Well, there is something symbolically appropriate in the proximity between the Iranian Conference for the Denial of the Holocaust and the beginning of Hanuka חנוכה .

Hanuka is a Jewish, non-Biblical holiday which commemorates the victory of Jewish warriors against the evil king of Syria, who had connived to wipe out Jewish culture and religion from the small country of Judea, in the second century BCE.
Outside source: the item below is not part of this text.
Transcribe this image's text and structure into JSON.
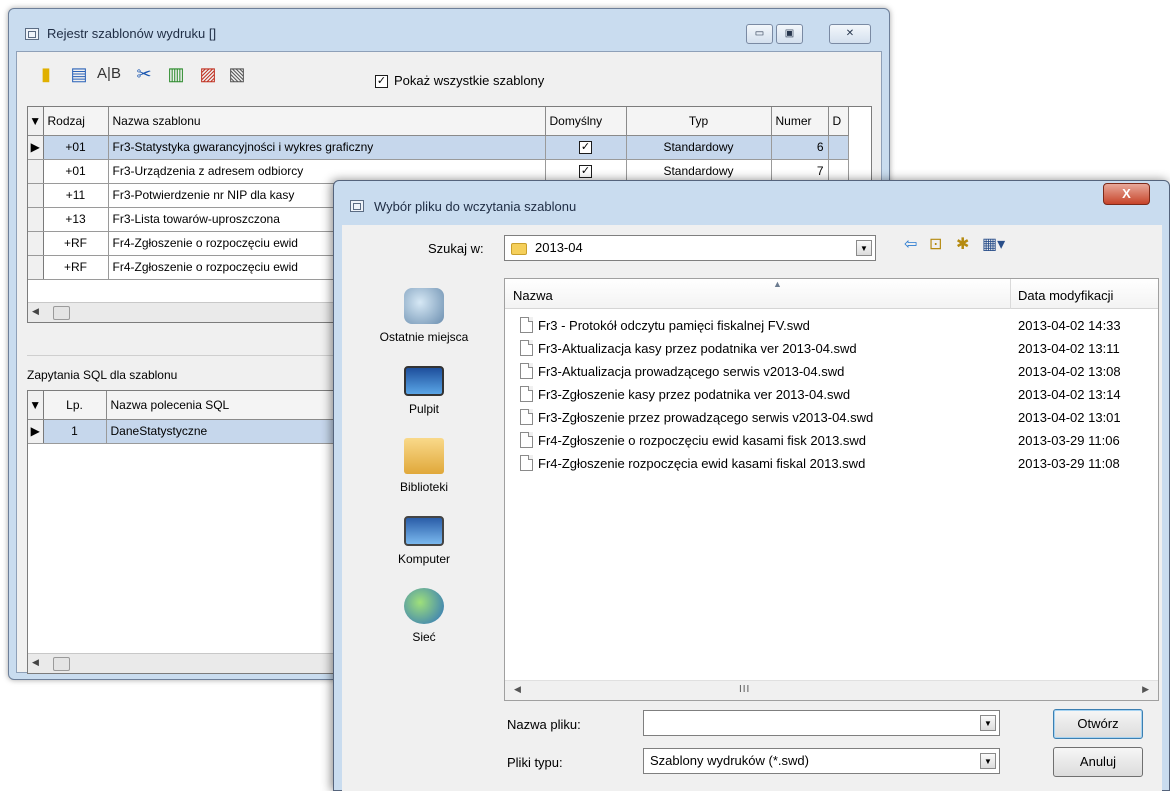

The idea of evil tidings concerning the Hebrew people in their homeland is part of the national psyche. Moses chose to lead his liberated Hebrew brethern to a territory which is right on the crossroad between continents and cultures. The Jewish people whose religion and ethos evolved in that territory, learned to live with the reality of that precarious existence, always negotiating among greater powers and scoring small victories that allow them to live to see yet another century. By the skin of their teeth. Maybe this resignation accounts as to why, when I speak to my friends and family in Israel, they never even mention the new menace that's brewing in the north in some medieval people's apocalyptic minds. Instead, they want to know whether I could get Hanuka candles this year.

It is customary to eat potato pancakes (latkes) and Sufganiot (jelly doughnuts, Israeli-style). I usually make my own version of these delicacies, using Panetone dough with some rum and raisins included. I've never tasted my sufganiot, mindful of my waistline. but I've been told by those who ate them that they were very good indeed. I think it's the rum. I use dark Jamaican rum. By the time I'm done with the sufganiot, I can no longer stand the smell of frying in my kitchen. So I make potatoe latke-shaped patties and cook them in the oven.

So we lit the first candle this evening. And we placed the lit hannukia in the window.